Dreieinhalb Jahre später möchte Cayin mit der Einführung seines neuesten hochauflösenden digitalen Audioplayers, dem N3-Ultra, tragbare Audiogeräte wieder einmal neu definieren. Der N3-Ultra baut auf dem robusten Fundament seines Vorgängers auf. Er verwendet wie erwähnt, weiterhin die JAN 6418 Röhren von Raytheon. Der Thronfolger profitiert aber von einer optimierten Schaltung und strukturellen Verbesserungen, die die Integration dieser Röhren in einen tragbaren Hi-Resolution-Audio-Player verbessern.
Technische Raffinesse trifft auf klanglichen Feinschliff
Die größte Herausforderung bei der Verwendung von Vakuumröhren in einem tragbaren Audio-Gerät liegt in der Beherrschung ihrer mikrofonischen Effekte und ihrer Anfälligkeit für Störungen. Cayin konnte jedoch die Stabilität des Betriebsstroms der Röhren-Schaltungen erheblich verbessern und sie durch spezielle Silikon-Lager für gesteigerte Klangqualität vor Mikrofonie schützen. Die mitgelieferte transparente Silikonhülle bewahrt den den N3-Ultra obendrein von Kratzern.
Der Cayin N3-Ultra bietet neben dem Transistor-Modus zwei verschiedene Röhren-Timbre (Classic und Modern ), die sowohl über den Kopfhörer- als auch über den Line-Pegel-Ausgang genutzt werden können. Das bedeutet einen Fortschritt gegenüber dem N3-Pro, der dieses Maß an Flexibilität nicht bieten konnte. Außerdem erreicht der N3-Ultra die gleiche Ausgangsleistung unabhängig davon, ob man seine Röhren- und Transistor-Ausgangstufen verwendet. Doch die Klang-Individualisierung erschöpft sich nicht in den verschiedenen Ausgangsstufen.

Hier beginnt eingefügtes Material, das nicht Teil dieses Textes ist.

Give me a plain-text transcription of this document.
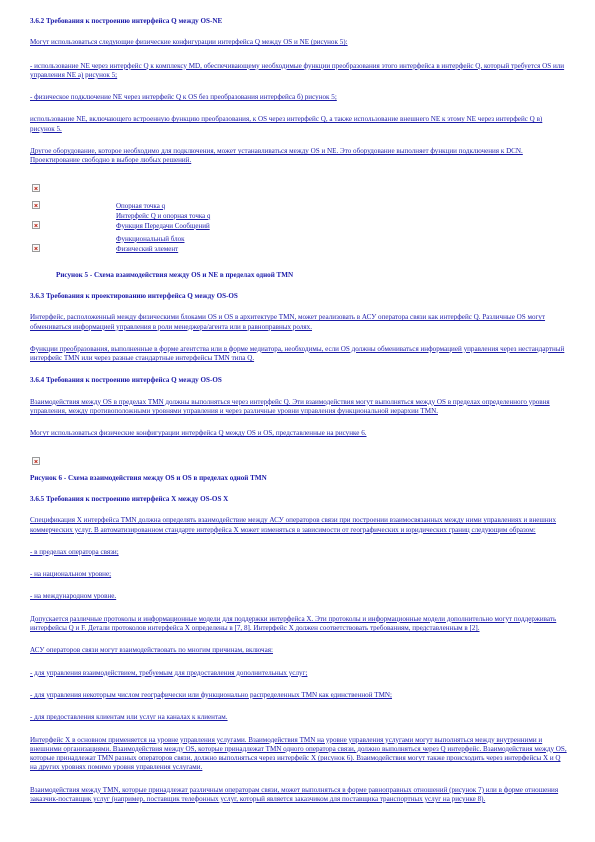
3.6.2 Требования к построению интерфейса Q между OS-NE

Могут использоваться следующие физические конфигурации интерфейса Q между OS и NE (рисунок 5):

- использование NE через интерфейс Q к комплексу MD, обеспечивающему необходимые функции преобразования этого интерфейса в интерфейс Q, который требуется OS или управления NE а) рисунок 5;

- физическое подключение NE через интерфейс Q к OS без преобразования интерфейса б) рисунок 5;

использование NE, включающего встроенную функцию преобразования, к OS через интерфейс Q, а также использование внешнего NE к этому NE через интерфейс Q в) рисунок 5.

Другое оборудование, которое необходимо для подключения, может устанавливаться между OS и NE. Это оборудование выполняет функции подключения к DCN. Проектирование свободно в выборе любых решений.

Опорная точка q
Интерфейс Q и опорная точка q
Функция Передачи Сообщений
Функциональный блок
Физический элемент
Рисунок 5 - Схема взаимодействия между OS и NE в пределах одной TMN
3.6.3 Требования к проектированию интерфейса Q между OS-OS

Интерфейс, расположенный между физическими блоками OS и OS в архитектуре TMN, может реализовать в АСУ оператора связи как интерфейс Q. Различные OS могут обмениваться информацией управления в роли менеджера/агента или в равноправных ролях.

Функции преобразования, выполненные в форме агентства или в форме медиатора, необходимы, если OS должны обмениваться информацией управления через нестандартный интерфейс TMN или через разные стандартные интерфейсы TMN типа Q.

3.6.4 Требования к построению интерфейса Q между OS-OS

Взаимодействия между OS в пределах TMN должны выполняться через интерфейс Q. Эти взаимодействия могут выполняться между OS в пределах определенного уровня управления, между противоположными уровнями управления и через различные уровни управления функциональной иерархии TMN.

Могут использоваться физические конфигурации интерфейса Q между OS и OS, представленные на рисунке 6.

Рисунок 6 - Схема взаимодействия между OS и OS в пределах одной TMN
3.6.5 Требования к построению интерфейса X между OS-OS X

Спецификация X интерфейса TMN должна определять взаимодействие между АСУ операторов связи при построении взаимосвязанных между ними управлениях и внешних коммерческих услуг. В автоматизированном стандарте интерфейса X может изменяться в зависимости от географических и юридических границ следующим образом:

- в пределах оператора связи;

- на национальном уровне;

- на международном уровне.

Допускается различные протоколы и информационные модели для поддержки интерфейса X. Эти протоколы и информационные модели дополнительно могут поддерживать интерфейсы Q и F. Детали протоколов интерфейса X определены в [7, 8]. Интерфейс X должен соответствовать требованиям, представленным в [2].

АСУ операторов связи могут взаимодействовать по многим причинам, включая:

- для управления взаимодействием, требуемым для предоставления дополнительных услуг;

- для управления некоторым числом географически или функционально распределенных TMN как единственной TMN;

- для предоставления клиентам или услуг на каналах к клиентам.

Интерфейс X в основном применяется на уровне управления услугами. Взаимодействия TMN на уровне управления услугами могут выполняться между внутренними и внешними организациями. Взаимодействия между OS, которые принадлежат TMN одного оператора связи, должно выполняться через Q интерфейс. Взаимодействия между OS, которые принадлежат TMN разных операторов связи, должно выполняться через интерфейс X (рисунок 6). Взаимодействия могут также происходить через интерфейсы X и Q на других уровнях помимо уровня управления услугами.

Взаимодействия между TMN, которые принадлежат различным операторам связи, может выполняться в форме равноправных отношений (рисунок 7) или в форме отношения заказчик-поставщик услуг (например, поставщик телефонных услуг, который является заказчиком для поставщика транспортных услуг на рисунке 8).
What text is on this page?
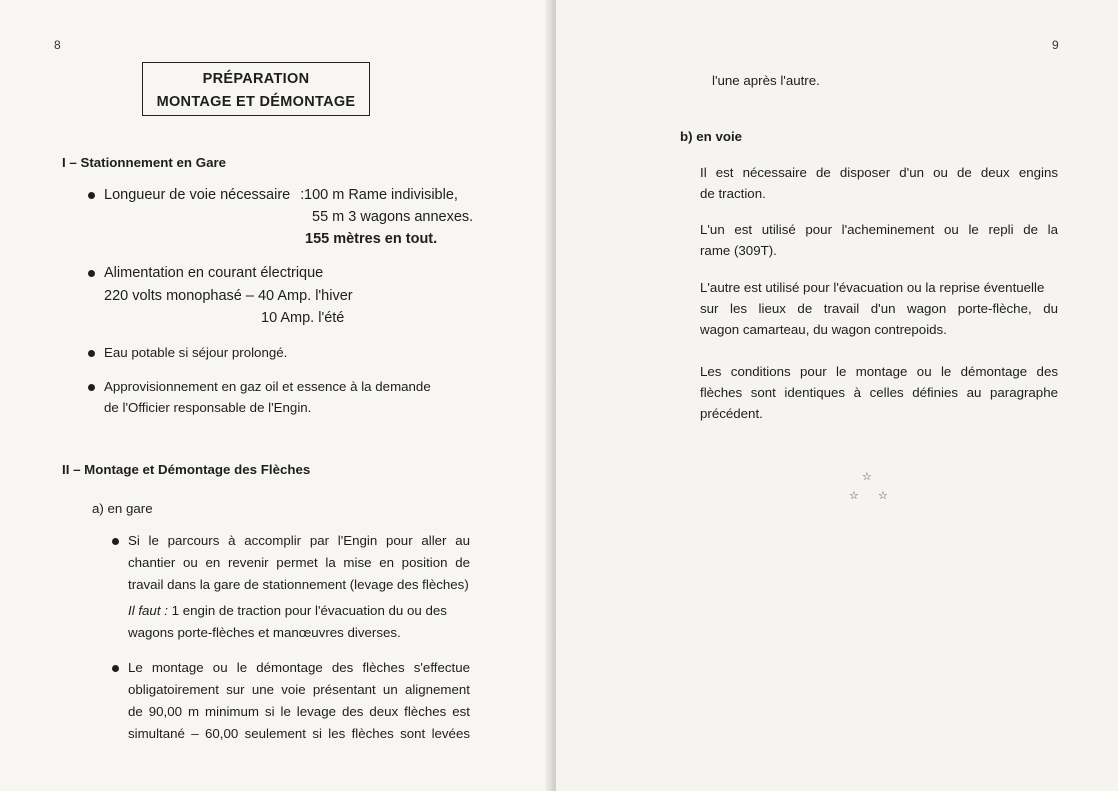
8
PRÉPARATION
MONTAGE ET DÉMONTAGE
I – Stationnement en Gare
Longueur de voie nécessaire : 100 m Rame indivisible,
55 m 3 wagons annexes.
155 mètres en tout.
Alimentation en courant électrique
220 volts monophasé – 40 Amp. l'hiver
10 Amp. l'été
Eau potable si séjour prolongé.
Approvisionnement en gaz oil et essence à la demande
de l'Officier responsable de l'Engin.
II – Montage et Démontage des Flèches
a) en gare
Si le parcours à accomplir par l'Engin pour aller au
chantier ou en revenir permet la mise en position de
travail dans la gare de stationnement (levage des flèches)
Il faut : 1 engin de traction pour l'évacuation du ou des
wagons porte-flèches et manœuvres diverses.
Le montage ou le démontage des flèches s'effectue
obligatoirement sur une voie présentant un alignement
de 90,00 m minimum si le levage des deux flèches est
simultané – 60,00 seulement si les flèches sont levées
9
l'une après l'autre.
b) en voie
Il est nécessaire de disposer d'un ou de deux engins
de traction.
L'un est utilisé pour l'acheminement ou le repli de la
rame (309T).
L'autre est utilisé pour l'évacuation ou la reprise éventuelle
sur les lieux de travail d'un wagon porte-flèche, du
wagon camarteau, du wagon contrepoids.
Les conditions pour le montage ou le démontage des
flèches sont identiques à celles définies au paragraphe
précédent.
☆
☆ ☆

In den Einstellungen des dank Home-Button unter dem Touch Screen gut bedienbaren DAPs finden sich auch verschiedene Digital-Filter-Charakteristiken, zwischen denen der Benutzer wechseln kann. Allerdings fallen diese Unterschiede, die Flankensteilheit und Phasenverhalten betreffen, bekanntlich sehr subtil aus. Dadurch besteht immerhin keine Gefahr, sich aus Versehen den Klang zu verbiegen. Das könnte bei einem Laien in Verbindung mit dem anspruchvollen parametrischen Equalizer schon mal passieren. Deshalb integrierte Cayin für weniger versierte Anwender noch einen leicht beherrschbaren grafischen Equalizer.

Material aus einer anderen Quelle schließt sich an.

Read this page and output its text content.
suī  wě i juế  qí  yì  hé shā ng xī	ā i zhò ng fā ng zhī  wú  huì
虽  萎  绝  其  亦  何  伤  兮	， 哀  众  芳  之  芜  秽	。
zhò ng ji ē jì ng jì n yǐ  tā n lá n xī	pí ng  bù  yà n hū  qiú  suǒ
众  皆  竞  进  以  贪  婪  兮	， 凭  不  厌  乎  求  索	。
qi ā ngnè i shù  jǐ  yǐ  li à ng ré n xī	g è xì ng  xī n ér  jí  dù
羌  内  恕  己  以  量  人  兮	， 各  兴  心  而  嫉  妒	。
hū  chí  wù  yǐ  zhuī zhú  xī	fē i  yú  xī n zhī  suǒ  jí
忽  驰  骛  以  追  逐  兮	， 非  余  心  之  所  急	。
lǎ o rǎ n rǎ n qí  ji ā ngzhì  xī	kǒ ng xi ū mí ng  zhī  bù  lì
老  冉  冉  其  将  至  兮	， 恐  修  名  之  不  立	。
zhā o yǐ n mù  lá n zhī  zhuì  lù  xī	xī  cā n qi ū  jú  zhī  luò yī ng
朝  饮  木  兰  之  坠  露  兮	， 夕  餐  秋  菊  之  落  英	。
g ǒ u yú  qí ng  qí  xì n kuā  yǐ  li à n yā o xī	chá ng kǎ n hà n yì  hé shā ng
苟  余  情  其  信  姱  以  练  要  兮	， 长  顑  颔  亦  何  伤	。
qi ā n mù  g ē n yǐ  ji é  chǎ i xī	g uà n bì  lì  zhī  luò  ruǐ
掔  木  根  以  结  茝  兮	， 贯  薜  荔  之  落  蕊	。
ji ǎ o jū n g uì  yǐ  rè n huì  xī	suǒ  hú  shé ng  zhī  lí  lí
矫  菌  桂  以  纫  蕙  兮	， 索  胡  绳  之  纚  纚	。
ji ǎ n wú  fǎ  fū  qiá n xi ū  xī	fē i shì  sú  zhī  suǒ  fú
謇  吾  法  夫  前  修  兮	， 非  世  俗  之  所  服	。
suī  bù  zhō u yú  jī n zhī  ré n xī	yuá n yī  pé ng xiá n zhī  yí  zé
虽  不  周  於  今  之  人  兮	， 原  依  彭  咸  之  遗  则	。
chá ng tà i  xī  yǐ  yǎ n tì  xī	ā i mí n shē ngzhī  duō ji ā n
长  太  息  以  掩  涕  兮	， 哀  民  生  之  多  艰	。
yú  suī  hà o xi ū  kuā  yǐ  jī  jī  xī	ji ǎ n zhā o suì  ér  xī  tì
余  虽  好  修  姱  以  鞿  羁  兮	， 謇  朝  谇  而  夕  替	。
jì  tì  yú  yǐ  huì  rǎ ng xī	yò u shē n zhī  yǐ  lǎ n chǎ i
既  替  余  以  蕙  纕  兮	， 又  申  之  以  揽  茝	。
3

Technische Ingredienzen der gehobenen Klasse
Das Herzstück des Cayin N3-Ultra sind zwei Asahi Kasei AKM 4493S DAC-Chips. Die beiden 32-Bit-D/A-Konverter mit einer maximalen Samplingfrequenz von 768 kHz für PCM-Ton und Unterstützung für DSD512 sind im MONO-Differential-Modus konfiguriert. Das Gerät verfügt über einen analogen Lautstärkeregler des Typs NJW1195A von JRC und liefert eine maximale Ausgangsleistung von 600 mW an seinem symmetrischen 4,4-mm-Kopfhörerausgang. Das Datenblatt weist einen Klirrfaktor von nur 0,008% und einen Rauschabstand von 120 dB aus. Eine bemerkenswerte Verbesserung ist die Möglichkeit, den symmetrischen 4,4-mm-Ausgang auch im Röhrenmodus zu benutzen. Diese Funktion war beim N3-Pro noch nicht verfügbar.

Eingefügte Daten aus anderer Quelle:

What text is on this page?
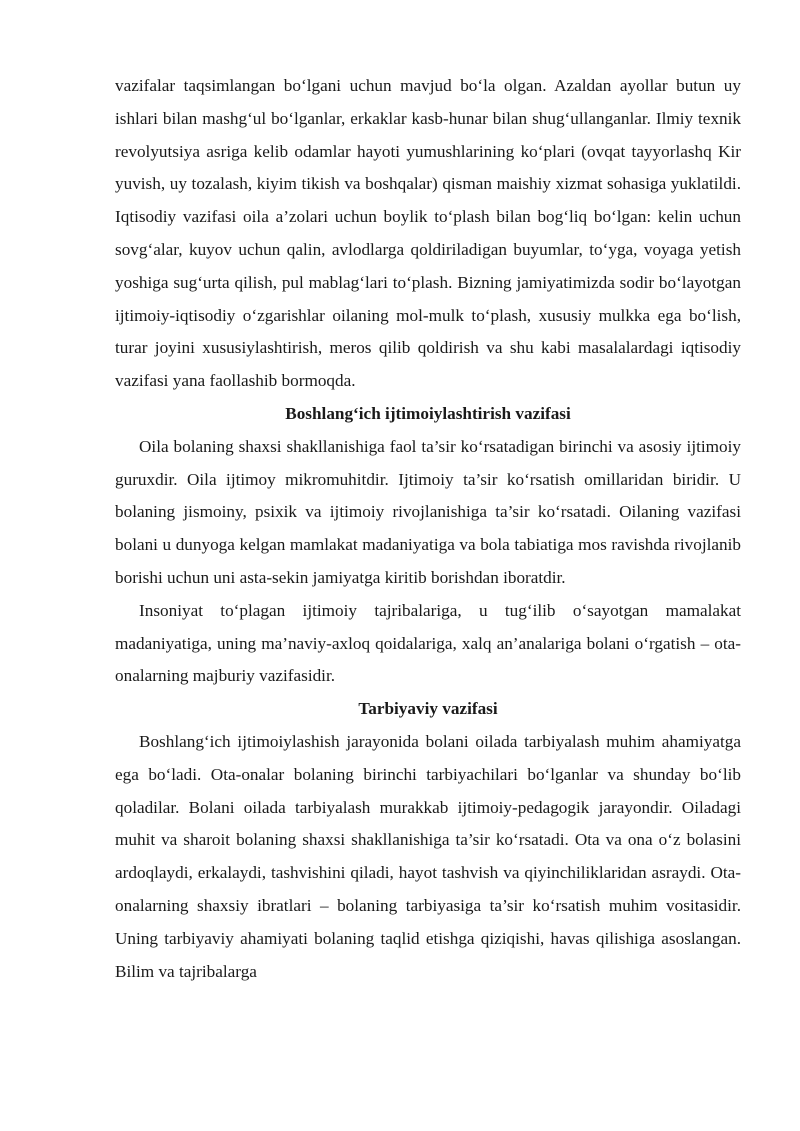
vazifalar taqsimlangan bo‘lgani uchun mavjud bo‘la olgan. Azaldan ayollar butun uy ishlari bilan mashg‘ul bo‘lganlar, erkaklar kasb-hunar bilan shug‘ullanganlar. Ilmiy texnik revolyutsiya asriga kelib odamlar hayoti yumushlarining ko‘plari (ovqat tayyorlashq Kir yuvish, uy tozalash, kiyim tikish va boshqalar) qisman maishiy xizmat sohasiga yuklatildi. Iqtisodiy vazifasi oila a’zolari uchun boylik to‘plash bilan bog‘liq bo‘lgan: kelin uchun sovg‘alar, kuyov uchun qalin, avlodlarga qoldiriladigan buyumlar, to‘yga, voyaga yetish yoshiga sug‘urta qilish, pul mablag‘lari to‘plash. Bizning jamiyatimizda sodir bo‘layotgan ijtimoiy-iqtisodiy o‘zgarishlar oilaning mol-mulk to‘plash, xususiy mulkka ega bo‘lish, turar joyini xususiylashtirish, meros qilib qoldirish va shu kabi masalalardagi iqtisodiy vazifasi yana faollashib bormoqda.

Boshlang‘ich ijtimoiylashtirish vazifasi

Oila bolaning shaxsi shakllanishiga faol ta’sir ko‘rsatadigan birinchi va asosiy ijtimoiy guruxdir. Oila ijtimoy mikromuhitdir. Ijtimoiy ta’sir ko‘rsatish omillaridan biridir. U bolaning jismoiny, psixik va ijtimoiy rivojlanishiga ta’sir ko‘rsatadi. Oilaning vazifasi bolani u dunyoga kelgan mamlakat madaniyatiga va bola tabiatiga mos ravishda rivojlanib borishi uchun uni asta-sekin jamiyatga kiritib borishdan iboratdir.

Insoniyat to‘plagan ijtimoiy tajribalariga, u tug‘ilib o‘sayotgan mamalakat madaniyatiga, uning ma’naviy-axloq qoidalariga, xalq an’analariga bolani o‘rgatish – ota-onalarning majburiy vazifasidir.

Tarbiyaviy vazifasi

Boshlang‘ich ijtimoiylashish jarayonida bolani oilada tarbiyalash muhim ahamiyatga ega bo‘ladi. Ota-onalar bolaning birinchi tarbiyachilari bo‘lganlar va shunday bo‘lib qoladilar. Bolani oilada tarbiyalash murakkab ijtimoiy-pedagogik jarayondir. Oiladagi muhit va sharoit bolaning shaxsi shakllanishiga ta’sir ko‘rsatadi. Ota va ona o‘z bolasini ardoqlaydi, erkalaydi, tashvishini qiladi, hayot tashvish va qiyinchiliklaridan asraydi. Ota-onalarning shaxsiy ibratlari – bolaning tarbiyasiga ta’sir ko‘rsatish muhim vositasidir. Uning tarbiyaviy ahamiyati bolaning taqlid etishga qiziqishi, havas qilishiga asoslangan. Bilim va tajribalarga
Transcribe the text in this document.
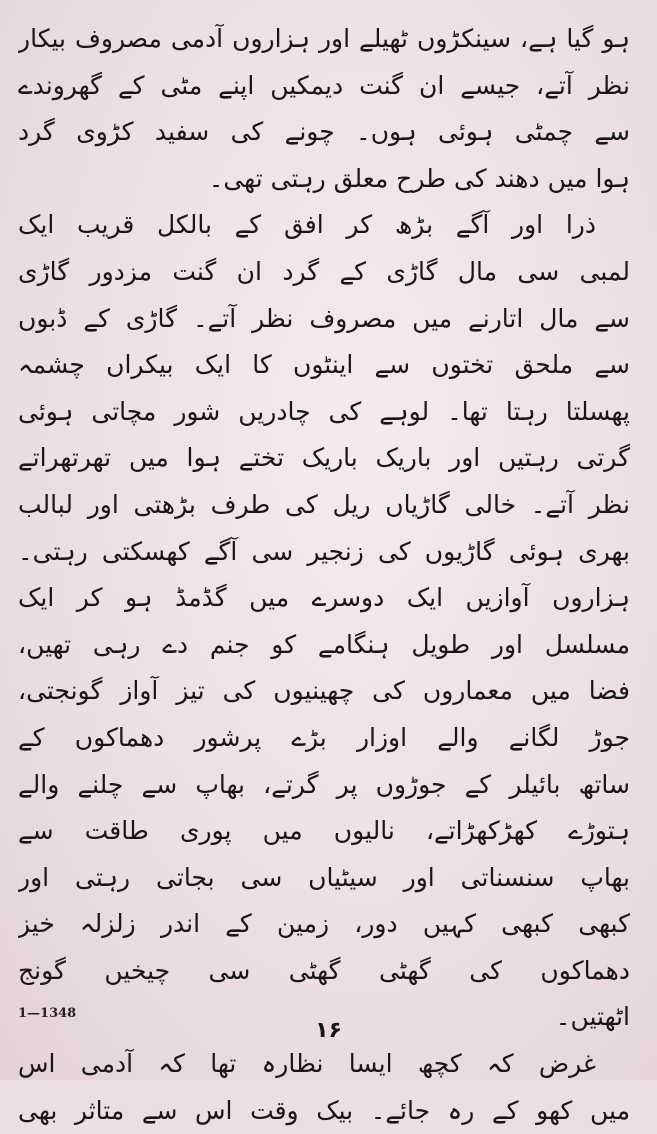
ہو گیا ہے، سینکڑوں ٹھیلے اور ہزاروں آدمی مصروف بیکار
نظر آتے، جیسے ان گنت دیمکیں اپنے مٹی کے گھروندے
سے چمٹی ہوئی ہوں۔ چونے کی سفید کڑوی گرد
ہوا میں دھند کی طرح معلق رہتی تھی۔
ذرا اور آگے بڑھ کر افق کے بالکل قریب ایک
لمبی سی مال گاڑی کے گرد ان گنت مزدور گاڑی
سے مال اتارنے میں مصروف نظر آتے۔ گاڑی کے ڈبوں
سے ملحق تختوں سے اینٹوں کا ایک بیکراں چشمہ
پھسلتا رہتا تھا۔ لوہے کی چادریں شور مچاتی ہوئی
گرتی رہتیں اور باریک باریک تختے ہوا میں تھرتھراتے
نظر آتے۔ خالی گاڑیاں ریل کی طرف بڑھتی اور لبالب
بھری ہوئی گاڑیوں کی زنجیر سی آگے کھسکتی رہتی۔
ہزاروں آوازیں ایک دوسرے میں گڈمڈ ہو کر ایک
مسلسل اور طویل ہنگامے کو جنم دے رہی تھیں،
فضا میں معماروں کی چھینیوں کی تیز آواز گونجتی،
جوڑ لگانے والے اوزار بڑے پرشور دھماکوں کے
ساتھ بائیلر کے جوڑوں پر گرتے، بھاپ سے چلنے والے
ہتوڑے کھڑکھڑاتے، نالیوں میں پوری طاقت سے
بھاپ سنسناتی اور سیٹیاں سی بجاتی رہتی اور
کبھی کبھی کہیں دور، زمین کے اندر زلزلہ خیز
دھماکوں کی گھٹی گھٹی سی چیخیں گونج
اٹھتیں۔
غرض کہ کچھ ایسا نظارہ تھا کہ آدمی اس
میں کھو کے رہ جائے۔ بیک وقت اس سے متاثر بھی
1—1348
۱۶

Die Benutzerfreundlichkeit wird durch ein Android-basiertes System mit einem 4,1-Zoll-HD-TFT-LCD-Touchscreen und einem neu gestalteten, audiozentrierten User User Interface weiter verbessert. Damit gewährleistet Cayin eine nahtlose Navigation über eine intuitive Benutzeroberfläche, die sowohl Audiophile als auch Gelegenheitshörer anspricht. Allerdings sind zahlreiche Ziele der Touch-Befehle recht winzig gestaltet und damit nicht ganz einfach mit dem Finger zu treffen. Sehr gut hat Cayin auf jeden Fall die Rückkehr zur obersten Menüebene mit dem beleuchteten Home Button gelöst.
Leistung und Mobilität in perfekter Harmonie
Eines der herausragenden Merkmale des N3-Ultra ist seine Akkulaufzeit. Ausgestattet mit einem 4500-mAh-Akku, der Schnellladung unterstützt, bietet das Gerät bis zu 12 Stunden Wiedergabezeit im 3,5-mm-Single-Ended-Transistor-Modus und über 8 Stunden im klassischen Röhrenmodus am symmetrischen 4,4-mm-Ausgang. Mit einem Gewicht von nur 200 Gramm und seinen kompakten Abmessungen ist der N3-Ultra ideal für den Einsatz unterwegs. Sein fortschrittliches Schaltungsdesign sorgt für eine zuverlässige Temperaturkontrolle und macht ihn zu einem alltagstauglichen Begleiter für lange Hörsessions.
Bleibt noch die Frage: Woher kommt die Musik? Auf der linken Seite, des hochwertig verarbeiteten Aluminium-Gehäuses gibt es einen kleinen Schlitz zum etwas umständlichen Einführen (Gefahr für Fingernägel) von MicroSD-Karten mit einer Speicherkapazität von 1 TB. Viele Digital-Audio-Player (DAP) brauchen heute eigentlich keinen Speicher mehr, denn sie besitzen WLAN und gewähren darüber Zugriff auf Online-Musik-Dienste wie Spotify oder Amazon Music. Darauf verzichtet der Cayin konsequent und weil bei seinen Ausgangsstufen hoher Aufwand betrieben wurde, gibt es bei diesem Konzept auch keinen Bedarf für eine Bluetooth-Schnittstelle, um drahtlose Kopfhörer zu verwenden. Nebenbei bemerkt drängt sich auch die Kombination von hochfrequenten Sendern/Empfängern wie WLAN oder Bluetooth in einem Gerät mit einstrahlungs-empfindlichen Röhren-Audio-Schaltungen nicht gerade auf.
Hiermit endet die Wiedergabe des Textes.